Figure 1: Architecture for the diffusion noise prediction network.
On-Generator Training
A significant innovation in GraspGen is the on-generator training strategy. Instead of relying solely on pre-collected datasets of successful and unsuccessful grasps, GraspGen generates grasps using its diffusion model and then annotates these grasps in simulation as part of the training process. This approach addresses the gap between the offline dataset distribution and the actual distribution produced by the generative model, facilitating enhanced performance in real-world implementations.
Dataset
GraspGen introduces a comprehensive dataset, exceeding 53 million grasps, to support its training regimen across diverse objects and gripper types. The dataset is generated using Isaac Simulator, leveraging robust simulation environments to ensure the realism and diversity of grasp scenarios.
Experimental Evaluation
GraspGen demonstrates superior performance compared to contemporary methods across various robustness benchmarks such as FetchBench. In simulated environments, GraspGen's grasp success rates surpass those of baseline methods, including SE3-Diffusion Fields and Contact-GraspNet, particularly in cluttered scenarios.
Figure 2: Large-scale evaluation on FetchBench, showcasing GraspGen's superior performance compared to previous methods.
Real Robot Tests
When deployed in physical robotics setups using a UR10 arm, GraspGen maintains impressive success rates in grasp execution, even in complex settings involving occlusions and clutter. Unlike the baseline models, GraspGen manages to maintain high precision and coverage, effectively dealing with segmentation errors and depth estimation inaccuracies common in real-world conditions.
Ablation Studies
The paper includes extensive ablation studies to validate design choices such as translation normalization, rotation representation, and discriminator architecture. For instance, GraspGen employs PointTransformerV3 as an object encoder, leading to notable improvements over traditional PointNet++ implementations.
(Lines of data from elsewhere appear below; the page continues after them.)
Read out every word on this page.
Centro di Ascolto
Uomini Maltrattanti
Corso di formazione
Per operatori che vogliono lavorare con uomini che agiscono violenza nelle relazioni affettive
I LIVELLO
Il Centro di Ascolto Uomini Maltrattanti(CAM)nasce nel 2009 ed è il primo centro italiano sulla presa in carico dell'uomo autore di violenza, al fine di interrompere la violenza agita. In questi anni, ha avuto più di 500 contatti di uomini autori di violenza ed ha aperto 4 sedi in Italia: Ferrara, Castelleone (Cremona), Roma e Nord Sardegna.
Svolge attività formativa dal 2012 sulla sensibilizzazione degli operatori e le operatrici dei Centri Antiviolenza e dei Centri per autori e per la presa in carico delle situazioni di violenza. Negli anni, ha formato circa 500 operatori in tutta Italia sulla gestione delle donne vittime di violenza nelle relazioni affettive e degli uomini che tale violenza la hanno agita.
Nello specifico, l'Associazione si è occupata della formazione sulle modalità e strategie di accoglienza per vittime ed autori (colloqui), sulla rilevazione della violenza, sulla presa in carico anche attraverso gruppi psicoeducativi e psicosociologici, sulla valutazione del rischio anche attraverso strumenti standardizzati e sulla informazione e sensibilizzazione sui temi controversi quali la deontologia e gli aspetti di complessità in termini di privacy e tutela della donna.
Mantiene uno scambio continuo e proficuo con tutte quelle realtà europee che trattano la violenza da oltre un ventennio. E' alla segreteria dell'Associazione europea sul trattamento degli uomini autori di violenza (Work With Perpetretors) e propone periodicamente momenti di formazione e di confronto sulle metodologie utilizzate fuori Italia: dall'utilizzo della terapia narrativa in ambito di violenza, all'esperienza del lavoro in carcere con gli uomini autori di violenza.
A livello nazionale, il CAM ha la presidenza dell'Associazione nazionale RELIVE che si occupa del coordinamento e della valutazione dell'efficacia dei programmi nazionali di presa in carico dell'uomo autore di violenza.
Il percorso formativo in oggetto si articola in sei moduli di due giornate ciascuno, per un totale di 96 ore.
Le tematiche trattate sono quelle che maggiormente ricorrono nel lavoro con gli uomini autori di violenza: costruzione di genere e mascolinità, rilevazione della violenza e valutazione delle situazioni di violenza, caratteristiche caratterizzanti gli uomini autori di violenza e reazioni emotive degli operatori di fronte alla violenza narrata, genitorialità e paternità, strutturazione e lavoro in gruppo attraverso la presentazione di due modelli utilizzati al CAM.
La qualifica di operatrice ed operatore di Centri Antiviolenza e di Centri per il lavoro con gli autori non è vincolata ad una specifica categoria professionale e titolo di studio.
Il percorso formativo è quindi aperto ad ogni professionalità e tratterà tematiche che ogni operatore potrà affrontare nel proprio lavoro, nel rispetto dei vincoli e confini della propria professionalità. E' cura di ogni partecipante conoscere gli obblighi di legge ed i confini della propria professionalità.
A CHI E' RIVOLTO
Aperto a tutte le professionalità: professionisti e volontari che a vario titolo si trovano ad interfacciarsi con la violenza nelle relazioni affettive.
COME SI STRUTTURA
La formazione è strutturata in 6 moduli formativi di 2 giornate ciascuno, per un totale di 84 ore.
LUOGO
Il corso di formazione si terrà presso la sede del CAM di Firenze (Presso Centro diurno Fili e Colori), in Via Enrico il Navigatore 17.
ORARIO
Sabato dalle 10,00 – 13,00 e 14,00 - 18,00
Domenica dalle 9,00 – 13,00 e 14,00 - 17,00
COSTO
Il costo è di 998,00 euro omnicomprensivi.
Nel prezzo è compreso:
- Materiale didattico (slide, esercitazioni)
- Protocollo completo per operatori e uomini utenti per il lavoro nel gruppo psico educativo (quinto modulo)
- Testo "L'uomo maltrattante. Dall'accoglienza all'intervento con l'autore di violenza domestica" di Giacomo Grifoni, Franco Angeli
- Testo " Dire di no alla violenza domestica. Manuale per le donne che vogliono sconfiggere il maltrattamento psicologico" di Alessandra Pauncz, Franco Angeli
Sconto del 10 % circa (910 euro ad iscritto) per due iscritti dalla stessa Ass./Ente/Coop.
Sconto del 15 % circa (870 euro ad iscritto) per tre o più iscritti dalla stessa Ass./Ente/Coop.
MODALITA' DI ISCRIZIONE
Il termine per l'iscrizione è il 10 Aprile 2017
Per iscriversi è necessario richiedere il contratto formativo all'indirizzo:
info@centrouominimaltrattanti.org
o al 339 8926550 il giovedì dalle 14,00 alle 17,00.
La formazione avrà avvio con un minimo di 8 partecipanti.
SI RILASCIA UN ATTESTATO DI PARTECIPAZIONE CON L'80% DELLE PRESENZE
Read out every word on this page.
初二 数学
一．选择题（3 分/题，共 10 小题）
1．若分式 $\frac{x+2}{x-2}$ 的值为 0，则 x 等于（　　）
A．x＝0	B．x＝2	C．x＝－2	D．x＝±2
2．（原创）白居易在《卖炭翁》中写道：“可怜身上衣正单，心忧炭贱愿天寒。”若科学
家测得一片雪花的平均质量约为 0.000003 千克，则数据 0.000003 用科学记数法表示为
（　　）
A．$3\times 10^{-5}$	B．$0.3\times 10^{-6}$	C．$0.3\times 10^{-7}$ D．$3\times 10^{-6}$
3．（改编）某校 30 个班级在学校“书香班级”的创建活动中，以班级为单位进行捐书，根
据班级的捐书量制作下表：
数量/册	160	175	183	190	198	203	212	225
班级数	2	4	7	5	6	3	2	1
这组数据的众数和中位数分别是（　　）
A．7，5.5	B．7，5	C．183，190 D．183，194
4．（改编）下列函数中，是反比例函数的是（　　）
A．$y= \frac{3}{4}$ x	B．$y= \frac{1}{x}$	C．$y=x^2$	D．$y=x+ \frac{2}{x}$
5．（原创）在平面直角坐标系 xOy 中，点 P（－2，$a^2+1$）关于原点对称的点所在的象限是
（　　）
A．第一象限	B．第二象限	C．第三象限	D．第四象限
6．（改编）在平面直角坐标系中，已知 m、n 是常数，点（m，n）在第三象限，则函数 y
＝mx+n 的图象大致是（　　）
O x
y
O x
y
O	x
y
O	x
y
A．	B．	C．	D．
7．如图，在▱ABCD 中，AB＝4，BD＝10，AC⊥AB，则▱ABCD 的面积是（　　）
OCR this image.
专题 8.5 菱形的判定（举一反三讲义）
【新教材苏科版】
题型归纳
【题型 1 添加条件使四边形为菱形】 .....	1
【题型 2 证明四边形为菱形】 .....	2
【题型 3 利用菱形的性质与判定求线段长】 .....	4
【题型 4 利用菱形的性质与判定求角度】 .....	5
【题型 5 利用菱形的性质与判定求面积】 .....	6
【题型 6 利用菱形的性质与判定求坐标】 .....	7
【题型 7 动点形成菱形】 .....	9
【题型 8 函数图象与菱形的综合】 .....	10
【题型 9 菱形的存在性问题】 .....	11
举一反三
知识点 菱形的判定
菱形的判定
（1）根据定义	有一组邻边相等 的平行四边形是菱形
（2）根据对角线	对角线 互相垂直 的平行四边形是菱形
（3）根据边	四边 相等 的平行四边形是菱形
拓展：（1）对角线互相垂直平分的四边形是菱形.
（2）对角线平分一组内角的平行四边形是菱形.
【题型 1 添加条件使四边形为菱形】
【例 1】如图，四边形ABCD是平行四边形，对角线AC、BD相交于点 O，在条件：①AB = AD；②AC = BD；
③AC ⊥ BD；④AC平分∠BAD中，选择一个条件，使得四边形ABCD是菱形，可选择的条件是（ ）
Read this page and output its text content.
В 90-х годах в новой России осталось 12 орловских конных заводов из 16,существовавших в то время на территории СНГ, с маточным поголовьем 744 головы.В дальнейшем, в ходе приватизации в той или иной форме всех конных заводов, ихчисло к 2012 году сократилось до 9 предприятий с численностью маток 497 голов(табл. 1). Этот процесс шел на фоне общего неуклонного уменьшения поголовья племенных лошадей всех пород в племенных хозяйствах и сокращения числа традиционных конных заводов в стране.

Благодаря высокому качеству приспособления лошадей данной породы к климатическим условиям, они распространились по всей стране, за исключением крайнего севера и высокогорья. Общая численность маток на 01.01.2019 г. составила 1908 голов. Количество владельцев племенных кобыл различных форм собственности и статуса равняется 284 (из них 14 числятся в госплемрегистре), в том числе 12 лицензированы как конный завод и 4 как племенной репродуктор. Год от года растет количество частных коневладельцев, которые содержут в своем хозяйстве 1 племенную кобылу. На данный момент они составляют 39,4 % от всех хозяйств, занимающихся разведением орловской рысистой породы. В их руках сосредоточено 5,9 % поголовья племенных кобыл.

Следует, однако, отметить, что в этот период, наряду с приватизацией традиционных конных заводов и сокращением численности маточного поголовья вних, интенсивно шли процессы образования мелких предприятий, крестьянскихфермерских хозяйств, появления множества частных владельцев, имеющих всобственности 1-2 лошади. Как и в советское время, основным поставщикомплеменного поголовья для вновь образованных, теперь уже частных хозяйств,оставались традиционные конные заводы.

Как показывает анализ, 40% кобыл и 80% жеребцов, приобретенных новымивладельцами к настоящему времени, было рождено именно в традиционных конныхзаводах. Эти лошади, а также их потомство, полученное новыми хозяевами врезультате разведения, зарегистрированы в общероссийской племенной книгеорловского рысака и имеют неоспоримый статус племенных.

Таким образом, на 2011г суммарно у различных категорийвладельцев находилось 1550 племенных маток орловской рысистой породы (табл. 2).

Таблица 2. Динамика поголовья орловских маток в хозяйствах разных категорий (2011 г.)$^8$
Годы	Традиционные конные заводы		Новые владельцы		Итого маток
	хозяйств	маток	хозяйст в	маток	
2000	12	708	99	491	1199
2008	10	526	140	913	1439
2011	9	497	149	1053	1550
Such decisions are corroborated through detailed empirical analysis.

Figure 3: ACRONYM Franka test set comparisons, reinforcing the effectiveness of GraspGen across different datasets.
Conclusion
GraspGen represents a robust framework for 6-DOF grasp generation using diffusion models, complemented by a discriminator optimized through a unique training strategy. While currently exhibiting state-of-the-art results in both simulated environments and real-world robot tasks, the framework's computational demands remain a challenge. Future developments may focus on further optimizing GraspGen's architecture for efficiency and extending its applicability to more diverse robotic applications. The methodology proposed in GraspGen is poised to significantly influence the development of general-purpose robotic grasping systems, providing a scalable solution to previously unresolved challenges in embodiment and environmental adaptability.